Von dieser Zeit ab, bis zum Tode Petrowitsch's II. am 31. October 1851 trugen sich keine Ereignisse zu, welche die Aufmerksamkeit der übrigen Welt auf Montenegro gelenkt hätten. Erst nach dem Ableben des letzten Wladika sind die Montenegriner wieder Gegenstand eines allgemeinen Interesses geworden; sie sind von Neuem in einen ernsten Kampf mit den Türken verwickelt und scheinen, begünstigt durch die außerordentlichen Sympathien, welche die übrigen südslavischen Stämme so wie überhaupt die christliche Bevölkerung in den türkischen Provinzen, namentlich in Bosnien, theils im Geheimen, theils offen für sie an den Tag legen, auf größere und nachhaltigere Erfolge rechnen zu können. Es handelt sich aber auch in dem neuerlichst ausgebrochenen Kampfe nicht etwa um die Besitznahme eines einzelnen streitigen Grenzortes, sondern vielmehr um die thatsächliche Unabhängigkeit [26] Montenegros und seines jungen Fürsten Danilo (Daniel), die dieser um so mehr zu erringen und von Seiten der türkischen Regierung anerkannt zu sehen bestrebt ist, da er sich unter dem Schutze Rußlands zum unabhängigen Fürsten von Montenegro erhoben hat und als solcher von eben dieser Schutzmacht anerkannt worden ist.

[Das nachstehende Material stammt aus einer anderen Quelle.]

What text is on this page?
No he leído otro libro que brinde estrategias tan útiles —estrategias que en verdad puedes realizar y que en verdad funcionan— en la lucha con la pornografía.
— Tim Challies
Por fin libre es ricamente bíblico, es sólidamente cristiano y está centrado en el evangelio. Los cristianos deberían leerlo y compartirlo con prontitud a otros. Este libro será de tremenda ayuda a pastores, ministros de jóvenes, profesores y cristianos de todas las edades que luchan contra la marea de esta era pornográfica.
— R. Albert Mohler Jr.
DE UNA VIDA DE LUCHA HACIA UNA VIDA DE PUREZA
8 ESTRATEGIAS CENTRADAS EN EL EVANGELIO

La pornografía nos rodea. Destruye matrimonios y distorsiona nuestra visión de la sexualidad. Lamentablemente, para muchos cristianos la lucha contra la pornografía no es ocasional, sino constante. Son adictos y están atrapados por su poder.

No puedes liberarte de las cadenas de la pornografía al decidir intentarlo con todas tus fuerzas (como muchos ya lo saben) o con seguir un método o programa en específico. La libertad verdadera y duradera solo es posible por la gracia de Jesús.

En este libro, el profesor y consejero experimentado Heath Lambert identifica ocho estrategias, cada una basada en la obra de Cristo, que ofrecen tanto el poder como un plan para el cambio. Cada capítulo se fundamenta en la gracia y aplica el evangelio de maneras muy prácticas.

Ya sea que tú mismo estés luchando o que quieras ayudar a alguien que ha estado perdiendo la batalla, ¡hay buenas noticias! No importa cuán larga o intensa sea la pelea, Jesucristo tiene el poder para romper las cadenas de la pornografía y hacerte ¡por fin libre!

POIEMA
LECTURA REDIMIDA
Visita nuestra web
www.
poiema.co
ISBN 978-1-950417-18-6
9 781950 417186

Danilo, ein Sprößling aus der bei den Montenegrinern gleichsam für heilig gehaltenen Familie Petrowitsch, war ursprünglich von seinem Vorgänger nicht zum Nachfolger bestimmt worden; vielmehr hatte dieser die Herrschaft über Montenegro dem Sohn seines älteren Bruders zugedacht und ihn nach Petersburg gesandt, um sich für seinen hohen Beruf auszubilden. Der Tod dieses Neffen Petrowitsch II. erfolgte während seines Aufenthalts in der russischen Residenz, und nun lenkte der schon bejahrte Wladika seine Aufmerksamkeit auf den jungen Danilo, der gerade zu dieser Zeit die Schule in dem benachbarten Cattaro (im österreichischen Dalmatien) besuchte. Danilo ward von dort zurückberufen und bald darauf nach Petersburg gesandt. Auf der Reise dorthin begriffen, ereilte ihn die Nachricht von dem Tode seines Oheims, und sofort kehrte Danilo nach Montenegro zurück. Hier hatten sich unterdessen verschiedene Parteien gebildet und es schien, als sollte es wegen der Nachfolge Danilo’s zu inneren Streitigkeiten kommen, die um so gefährlicher für Montenegro hätten werden können, da Pero, der Präsident des Senats, in dem Verdachte stand, daß er darauf ausgehe, die Herrschaft an sich zu reißen. Rußland wandte diesen Parteiungen die größte Aufmerksamkeit zu, schickte einen besonderen Abgeordneten nach Montenegro ab, ließ sich durch diesen über die Verhältnisse desselben genau unterrichten und begünstigte den jungen Danilo, der sich überdies durch sein kluges und entschiedenes Benehmen in kurzer Zeit die Zuneigung seines Volkes erworben hatte, so sehr, daß die Bemühungen seiner Gegner erfolglos blieben, und diese sich endlich für ihn erklärten.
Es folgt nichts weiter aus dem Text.